Any single-run report can be shared via a tokenized public link. The recipient sees a read-only view at a path like https://app.assureagent.ai/shared/report/<token> — no AssureAgent account required.

Sharing reports →

What success criteria does (and doesn’t)

Success criteria is a free-text rubric — natural language, not code. Examples:

  • “The agent verified the caller using DOB and last 4 of card before discussing the dispute.”
  • “The caller received either a refund confirmation number OR a supervisor callback.”

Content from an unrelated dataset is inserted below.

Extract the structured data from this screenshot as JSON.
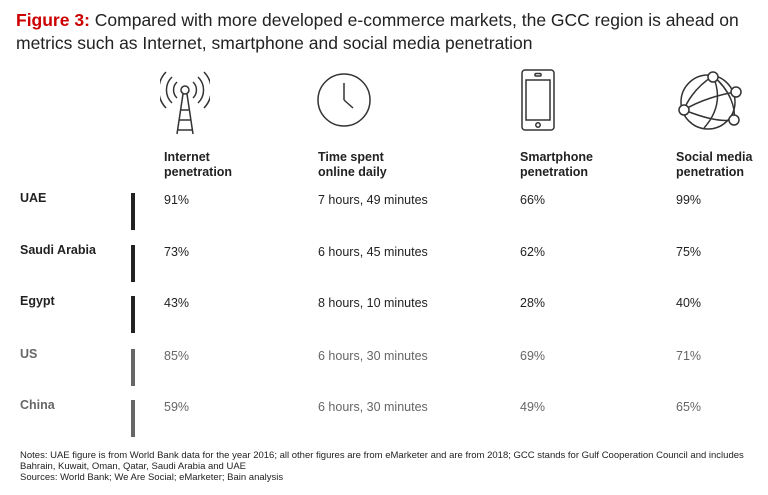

After every run, the platform reads the transcript and the rubric, and decides pass / fail with a short reasoning paragraph. This is intentionally opinionated and human-readable. It does NOT replace your own judgment for edge cases — read the transcript yourself when something looks weird.

If you don’t write success criteria, the platform auto-generates a sensible one from the scenario description. You can always override it per path.

Retention

Transcripts, success criteria reasoning, and run metadata are retained indefinitely. Audio recordings have a longer-but-finite retention; check Settings → Usage for the exact policy on your plan.